Over a one-year period, the Kames Property Income fund has returned 18.3 per cent versus 4.8 per cent for the IA Property sector, according to FE. Fund managers seem to agree industrial property as well as the office sector are a better bet than retail property, which remains under pressure.
BMO’s Guy Glover, who manages the £380m F&C UK Property fund, says high- street retailers have been challenged by the rise in e-commerce and sees longer-term value in the industrial space and offices in the regions.
BMO Global Asset Management manages £5bn in property investments overall.
Glover, who applied price adjustments to the fund instead of gating it last year, says: “We have a higher level of property occupancy compared to other funds.
“It could seem boring but we are long-term and we may be growing slightly less than others. Consumers shouldn’t buy this type of funds for performance or use it as a proxy for corporate bonds but only if it is right for them.”
In 2016, property funds lost just over £2bn, according to the Investment Association, compared with £400m in 2008, when many commercial property funds gated at the start of the financial crisis.
Columbia Threadneedle Investments managing director for property Don Jordison, who manages its £1.2bn property fund, says he very rarely is overweight in a particular sector and keeps the fund diversified.
He says: “What has changed since last year is the hysteria and panic caused by the redemption wave, which then disappeared quite quickly. People looked quite emb-arrassed about what actually happened afterwards after predicting a massive fall in values.”
Most property funds have learned the lessons of holding more cash in case of withdrawals. Many have upped their liquid holdings to over 20 per cent, compared to around 10-15 per cent around a year ago.
In May, Hargreaves Lansdown crunched the numbers for Money Marketing showing UK commercial property funds are making £30m a year in charges on their cash holdings.
The BoE warns holding more cash buffer as a proportion of the fund’s total assets is a double-edged sword, as funds who are using their cash buffer first for withdrawals increase the incentive for investors to redeem immediately before the cash buffer runs out.

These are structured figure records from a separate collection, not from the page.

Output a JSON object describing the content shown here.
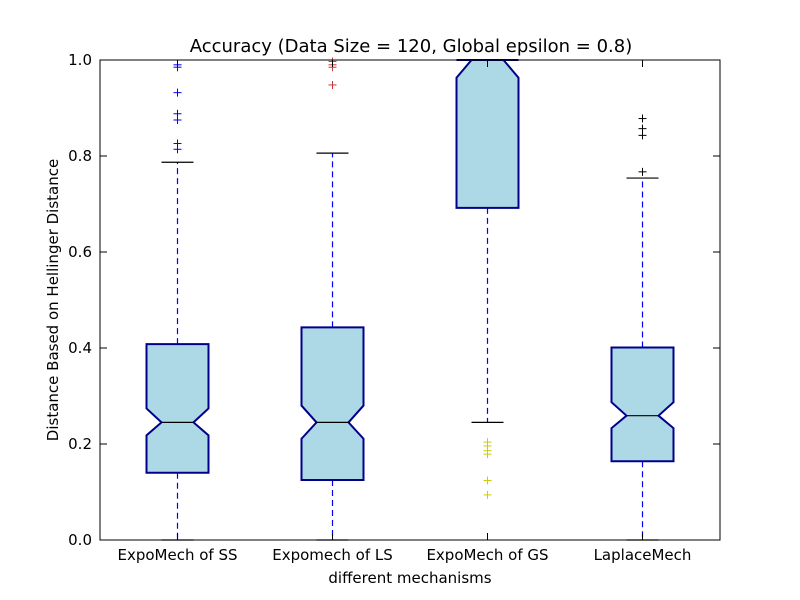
{
  "chart_data": {
    "type": "boxplot",
    "title": "Accuracy (Data Size = 120, Global epsilon = 0.8)",
    "xlabel": "different mechanisms",
    "ylabel": "Distance Based on Hellinger Distance",
    "ylim": [
      0.0,
      1.0
    ],
    "yticks": [
      "0.0",
      "0.2",
      "0.4",
      "0.6",
      "0.8",
      "1.0"
    ],
    "grid": false,
    "notched": true,
    "box_fill": "#add8e6",
    "box_edge": "#00008b",
    "whisker_color": "#0000ff",
    "categories": [
      "ExpoMech of SS",
      "Expomech of LS",
      "ExpoMech of GS",
      "LaplaceMech"
    ],
    "boxes": [
      {
        "label": "ExpoMech of SS",
        "whislo": 0.0,
        "q1": 0.14,
        "med": 0.245,
        "q3": 0.408,
        "whishi": 0.787,
        "notch_lo": 0.218,
        "notch_hi": 0.274,
        "fliers": [
          0.985,
          0.99,
          0.932,
          0.888,
          0.875,
          0.826,
          0.814
        ],
        "flier_color": "#0000ff"
      },
      {
        "label": "Expomech of LS",
        "whislo": 0.0,
        "q1": 0.125,
        "med": 0.245,
        "q3": 0.443,
        "whishi": 0.806,
        "notch_lo": 0.211,
        "notch_hi": 0.28,
        "fliers": [
          0.997,
          0.99,
          0.985,
          0.948
        ],
        "flier_color": "#cc3333"
      },
      {
        "label": "ExpoMech of GS",
        "whislo": 0.245,
        "q1": 0.692,
        "med": 1.0,
        "q3": 1.0,
        "whishi": 1.0,
        "notch_lo": 0.963,
        "notch_hi": 1.0,
        "fliers": [
          0.204,
          0.196,
          0.186,
          0.179,
          0.124,
          0.094
        ],
        "flier_color": "#cccc00"
      },
      {
        "label": "LaplaceMech",
        "whislo": 0.0,
        "q1": 0.164,
        "med": 0.259,
        "q3": 0.401,
        "whishi": 0.754,
        "notch_lo": 0.233,
        "notch_hi": 0.287,
        "fliers": [
          0.878,
          0.857,
          0.843,
          0.767
        ],
        "flier_color": "#000000"
      }
    ]
  }
}
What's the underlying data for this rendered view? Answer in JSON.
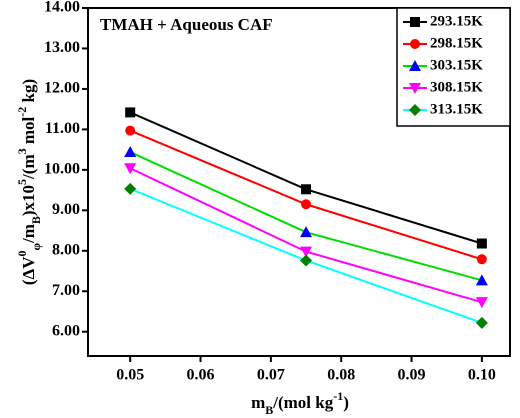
{
  "chart_data": {
    "type": "line",
    "annotation": "TMAH + Aqueous CAF",
    "x_label_parts": [
      "m",
      "B",
      "/(mol kg",
      "-1",
      ")"
    ],
    "y_label_parts": [
      "(ΔV",
      "0",
      "φ",
      "/m",
      "B",
      ")x10",
      "5",
      "/(m",
      "3",
      " mol",
      "-2",
      " kg)"
    ],
    "x": [
      0.05,
      0.075,
      0.1
    ],
    "series": [
      {
        "name": "293.15K",
        "color": "#000000",
        "marker_color": "#000000",
        "marker": "square",
        "values": [
          11.42,
          9.52,
          8.18
        ]
      },
      {
        "name": "298.15K",
        "color": "#ff0000",
        "marker_color": "#ff0000",
        "marker": "circle",
        "values": [
          10.97,
          9.15,
          7.79
        ]
      },
      {
        "name": "303.15K",
        "color": "#00dd00",
        "marker_color": "#0000ff",
        "marker": "triangle-up",
        "values": [
          10.44,
          8.46,
          7.27
        ]
      },
      {
        "name": "308.15K",
        "color": "#ff00ff",
        "marker_color": "#ff00ff",
        "marker": "triangle-down",
        "values": [
          10.04,
          7.98,
          6.73
        ]
      },
      {
        "name": "313.15K",
        "color": "#00ffff",
        "marker_color": "#008000",
        "marker": "diamond",
        "values": [
          9.53,
          7.76,
          6.22
        ]
      }
    ],
    "xlim": [
      0.044,
      0.104
    ],
    "ylim": [
      5.4,
      14.0
    ],
    "xticks": [
      0.05,
      0.06,
      0.07,
      0.08,
      0.09,
      {
        "value": 0.1,
        "label": "0.10"
      }
    ],
    "yticks": [
      {
        "value": 6,
        "label": "6.00"
      },
      {
        "value": 7,
        "label": "7.00"
      },
      {
        "value": 8,
        "label": "8.00"
      },
      {
        "value": 9,
        "label": "9.00"
      },
      {
        "value": 10,
        "label": "10.00"
      },
      {
        "value": 11,
        "label": "11.00"
      },
      {
        "value": 12,
        "label": "12.00"
      },
      {
        "value": 13,
        "label": "13.00"
      },
      {
        "value": 14,
        "label": "14.00"
      }
    ],
    "legend": "upper right",
    "grid": false
  }
}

The M&G Property Portfolio fund held 16.2 per cent in cash as at the end of May and holds a number of liquid assets that could be sold relatively quickly.
Jordison says the current cash buffer in the Columbia Treadneedle fund is 27 per cent to reflect other “risk events”. He says: “The FCA has identified the fund suspension was a rational action, though regrettable. I wouldn’t have done anything different. We had 22 per cent liquidity before anything happened and had £100m prepared to sell quickly.”
Some managers have argued last year professional investors speculated because of the price differences between open-ended and close-ended property funds, which were trading at large discounts.
Wise says this was “highly opportunistic” and would expect the FCA to look at this behaviour in its review of the sector.